An (ADJECTIVE) (ARCHETYPE) must (GOAL) or else (STAKES) by (DOING) and learns (THEME) .
The premise test is simple, useful, and much harder to fill out than you’d think. Its brevity glosses over a lot of complexity and theory. In practice, it’s a powerful and merciless tool that exposes flawed or incomplete thinking.
Adjective: The chief trait of the character. A teen might be sex-crazed (Porkies), an outcast (Ghost World), a type-A overachiever (Election), or a shy nebbish (Perks of Being a Wallflower). (More)
Archetype: How you’d sum up the character. Major Payne is a badass major, as that’s his principal role in his story. Major Dad is a sitcom dad who happens to be a major. (More)
Goal: The rooting interest of the script. This can evolve or change, but it’s nice to have something to follow. Goals can be straightforward, like blowing up a comet (Armageddon) or more abstract, like getting over personal demons (Good Will Hunting).
Stakes: What happens if the character fails? These can be clear-cut, like “all life on Earth dies” (Armageddon) or abstract, “live life alone.” (Good Will Hunting).

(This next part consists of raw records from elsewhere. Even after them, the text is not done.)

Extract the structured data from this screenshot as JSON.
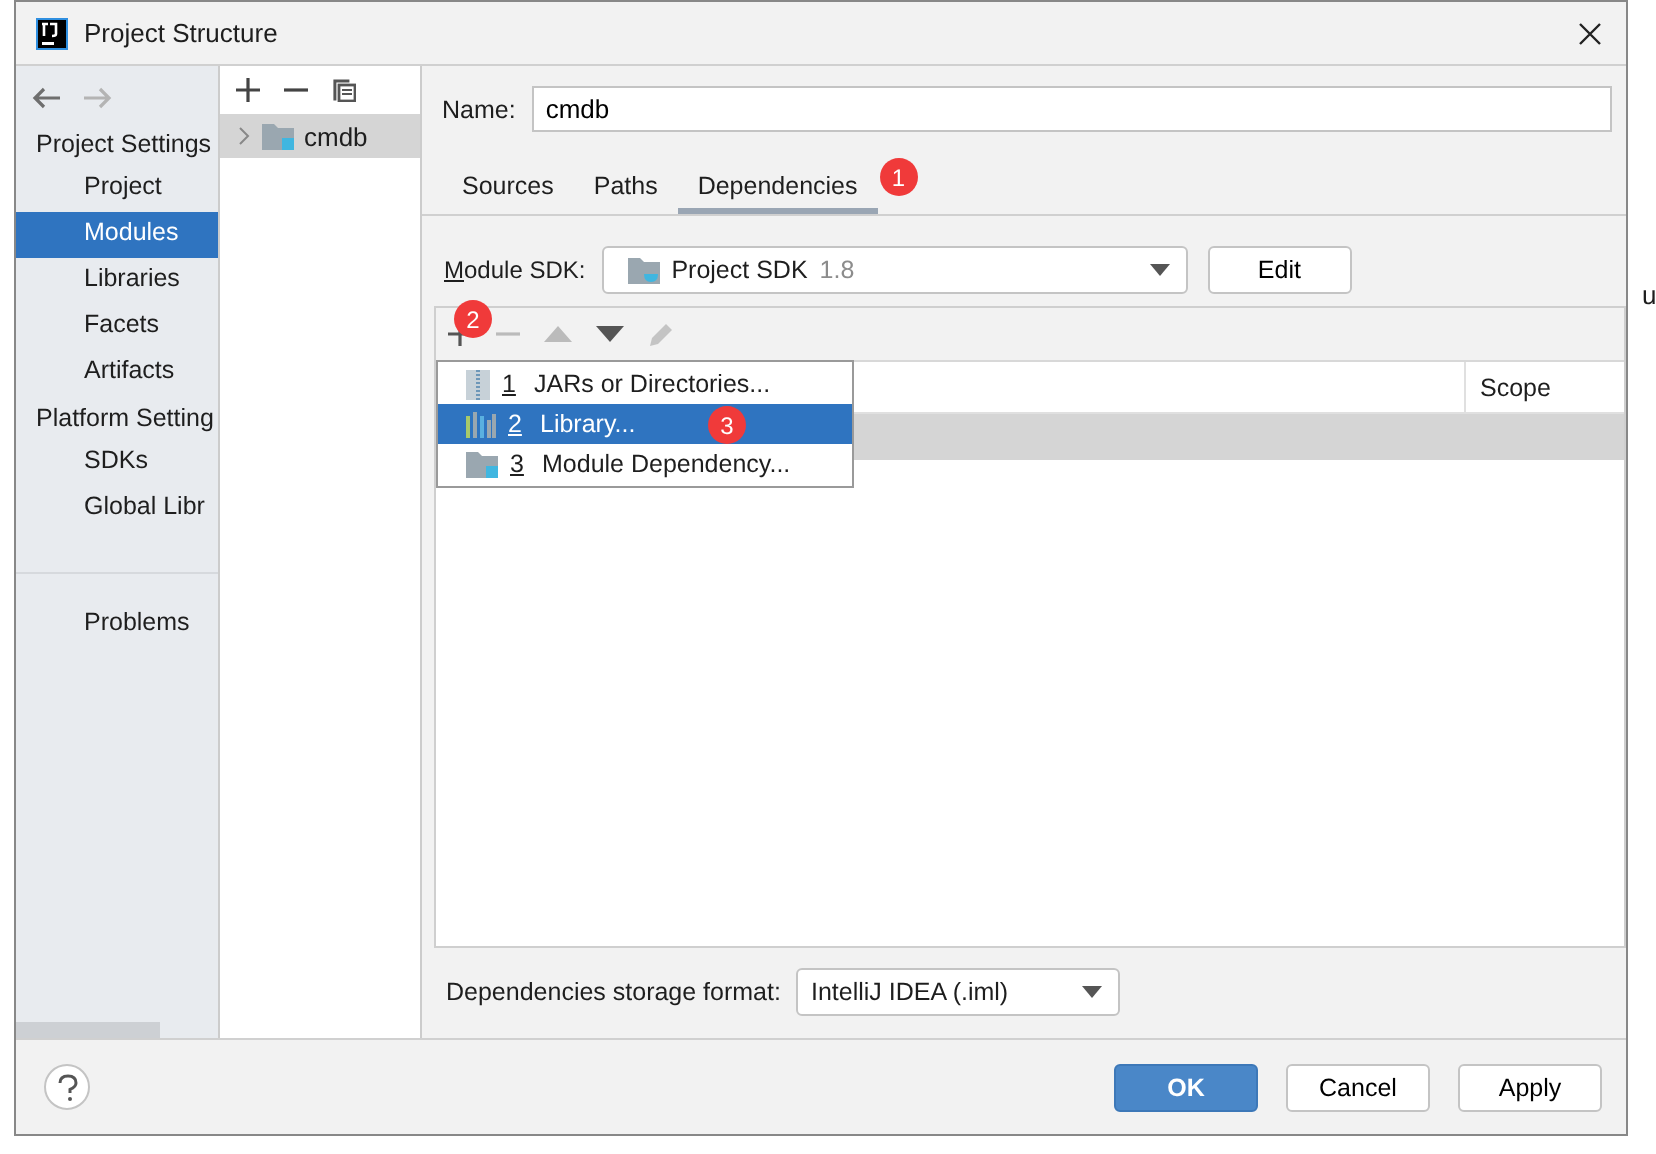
{
  "window": {
    "title": "Project Structure"
  },
  "nav": {
    "sections": [
      {
        "title": "Project Settings",
        "items": [
          {
            "label": "Project",
            "selected": false
          },
          {
            "label": "Modules",
            "selected": true
          },
          {
            "label": "Libraries",
            "selected": false
          },
          {
            "label": "Facets",
            "selected": false
          },
          {
            "label": "Artifacts",
            "selected": false
          }
        ]
      },
      {
        "title": "Platform Setting",
        "items": [
          {
            "label": "SDKs",
            "selected": false
          },
          {
            "label": "Global Libr",
            "selected": false
          }
        ]
      }
    ],
    "problems": "Problems"
  },
  "tree": {
    "items": [
      {
        "label": "cmdb",
        "selected": true,
        "expanded": false
      }
    ]
  },
  "name": {
    "label": "Name:",
    "value": "cmdb"
  },
  "tabs": [
    {
      "label": "Sources",
      "selected": false
    },
    {
      "label": "Paths",
      "selected": false
    },
    {
      "label": "Dependencies",
      "selected": true,
      "annotation": "1"
    }
  ],
  "module_sdk": {
    "label": "Module SDK:",
    "value": "Project SDK",
    "version": "1.8",
    "edit_button": "Edit"
  },
  "dependencies": {
    "add_annotation": "2",
    "columns": [
      "",
      "Scope"
    ],
    "rows": [
      {
        "selected": true
      }
    ],
    "popup": [
      {
        "key": "1",
        "label": "JARs or Directories...",
        "kind": "jar",
        "selected": false
      },
      {
        "key": "2",
        "label": "Library...",
        "kind": "library",
        "selected": true,
        "annotation": "3"
      },
      {
        "key": "3",
        "label": "Module Dependency...",
        "kind": "module",
        "selected": false
      }
    ]
  },
  "storage": {
    "label": "Dependencies storage format:",
    "value": "IntelliJ IDEA (.iml)"
  },
  "buttons": [
    {
      "label": "OK",
      "kind": "primary"
    },
    {
      "label": "Cancel",
      "kind": "normal"
    },
    {
      "label": "Apply",
      "kind": "normal"
    }
  ],
  "background": {
    "edge_text": "u"
  }
}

Doing: The hard part. A character must make a million or lose his house or the Earth explodes is a setup. You only get a sense of the movie when you establish if he does it by shooting people, shooting a porn, or shooting baskets well enough to make the NBA.
Theme: The world view that’s established by all that doing. If a character grows and succeeds, that’s one kind of theme. If he stagnates and doesn’t, that’s a different theme. Or vice versa. The theme is not necessary what the character learns, more what the audience takes from the story.
Oh, and one more thing: Many stories need to preface everything with “In a world where,” like, “In a world where ghosts are traded on the stock market, an <ADJECTIVE> <PROTAGONIST TYPE> must <GOAL> or else <STAKES>. They attempt this by <DOING> and learns <THEME>.”